Reasoning solely on the results of this experiment and of Exps. 1 to 5, would you be inclined to place tin in the class of elements or in that of not-elements?

Do you think that tin can be placed in one or other of these classes solely on the evidence given by this experiment?

Reference to "ELEMENTARY CHEMISTRY." Chap. II.

CHAPTER III.

NOT-ELEMENTS DIVIDED INTO MIXTURES AND

COMPOUNDS.

Exp. 1. You are given some finely powdered sulphur and some very finely divided iron. Each of these is an

element.

(a) Place a little of each in a test tube, pour some carbon disulphide into each tube, shake up, and gently warm by placing the tubes in hot water. The sulphur slowly dissolves; the iron is unchanged. To prove that sulphur has dissolved, filter, and evaporate off the carbon disulphide by placing the liquid in a watch-glass on a water-bath.

Never warm carbon disulphide over a flame; a mixture of air with carbon disulphide vapour is very explosive.

(b) Shake up a little of the iron and the sulphur, separately, with water; the iron quickly sinks to the bottom of the tube, part of the sulphur floats in and on the surface of the water.

(c) Place a little of the iron and sulphur, separately, on clean sheets of paper; bring a magnet under each, touching the under side of the paper; send a stream of air from the mouth over the surface of the iron and the sulphur. The sulphur is quickly blown away, but the iron is more or less firmly held by the magnet.

Now make a mixture of the iron and sulphur in the ratio of 1 part of sulphur to 12 parts of iron, by weight. Examine this mixture by (a) placing a little of it in warm carbon disulphide; (b) shaking a little with water; (c) placing a little on paper, bringing a magnet under the paper, and blowing a rapid air-stream over the substance. Each substance in the mixture behaves in the same way as it did when unmixed with the other substance.

Place a little of the mixture of iron and sulphur in a clean dry test-tube, and heat by a Bunsen-lamp until the whole mass glows strongly; allow to cool; break the tube in a mortar, and pick out the broken glass. Examine the black solid thus formed by action on it of (a) carbon disulphide, (b) water, (c) a magnet. The substance appears to be homogeneous; it is not separated into unlike parts by any of the methods by which the mixture of iron and sulphur was separated into unlike parts.
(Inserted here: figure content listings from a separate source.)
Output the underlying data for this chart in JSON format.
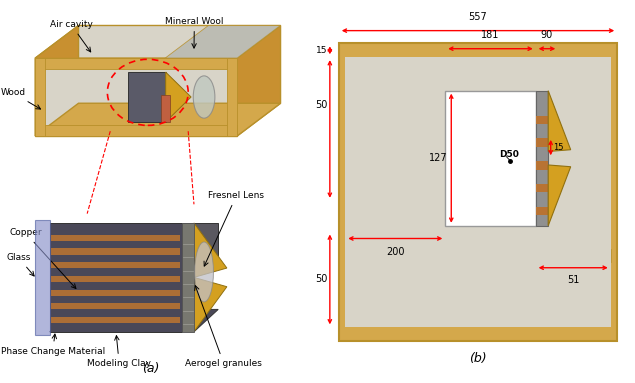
{
  "bg_color": "#ffffff",
  "wood_color": "#d4a84b",
  "wood_dark": "#b8902a",
  "wood_light": "#e8c870",
  "inner_bg": "#d8d4c8",
  "inner_light": "#e8e4d8",
  "gray_module": "#6a6a72",
  "gray_side": "#909090",
  "gray_mid": "#a8a8a0",
  "gold_color": "#d4a020",
  "copper_color": "#b87333",
  "glass_color": "#8890c8",
  "red_color": "#cc0000",
  "black": "#000000",
  "label_a": "(a)",
  "label_b": "(b)",
  "dim_557": "557",
  "dim_15": "15",
  "dim_50_top": "50",
  "dim_50_bot": "50",
  "dim_181": "181",
  "dim_90": "90",
  "dim_200": "200",
  "dim_127": "127",
  "dim_15b": "15",
  "dim_51": "51",
  "label_D50": "D50",
  "label_Air_cavity": "Air cavity",
  "label_Mineral_Wool": "Mineral Wool",
  "label_Wood": "Wood",
  "label_Copper": "Copper",
  "label_Fresnel_Lens": "Fresnel Lens",
  "label_Glass": "Glass",
  "label_Phase_Change": "Phase Change Material",
  "label_Modeling_Clay": "Modeling Clay",
  "label_Aerogel": "Aerogel granules"
}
A Compound of iron and sulphur, iron sulphide, is formed by heating these two elements together in the ratio of 1 part by weight of sulphur to 1 parts of iron. The properties of the compound are very different from those of either of the elements which have combined to form it. The compound cannot be separated into unlike parts by methods which succeed in separating a Mixture of the constituents of the compound, i.e. a mixture of iron and sulphur, into unlike parts.

Exp. 2. Place a little black copper oxide in a tube with some water; warm; no visible change occurs. Separate the liquid from the solid by filtration, and evaporate the filtrate to dryness; no solid remains; therefore none of the copper oxide dissolved in the warm water.

Place a little yellow potassium chromate in water, and warm; the yellow solid dissolves, forming a yellow coloured liquid. Evaporate this to dryness; the original yellow potassium chromate remains.

The

Make a mixture of copper oxide and potassium chromate by pounding the two substances together in a mortar. mixture is yellowish-black. Examine it by a magnifying glass; you can distinguish black particles (copper oxide), and yellow particles (potassium chromate). Place some of the mixture in water; warm; filter; add more water to the remaining solid, again warm, and filter. Dry the black solid which remains by placing it in a steam-bath. Evaporate the yellow filtrate to dryness. Mix the yellow potassium chromate thus obtained with the black copper oxide also obtained from the mixture; a yellowish black substance, similar to the original mixture, is produced.

You have thus separated a Mixture into its constituent parts by making use of a certain physical property of each constituent; viz. solubility in water of one constituent, and insolubility of the other.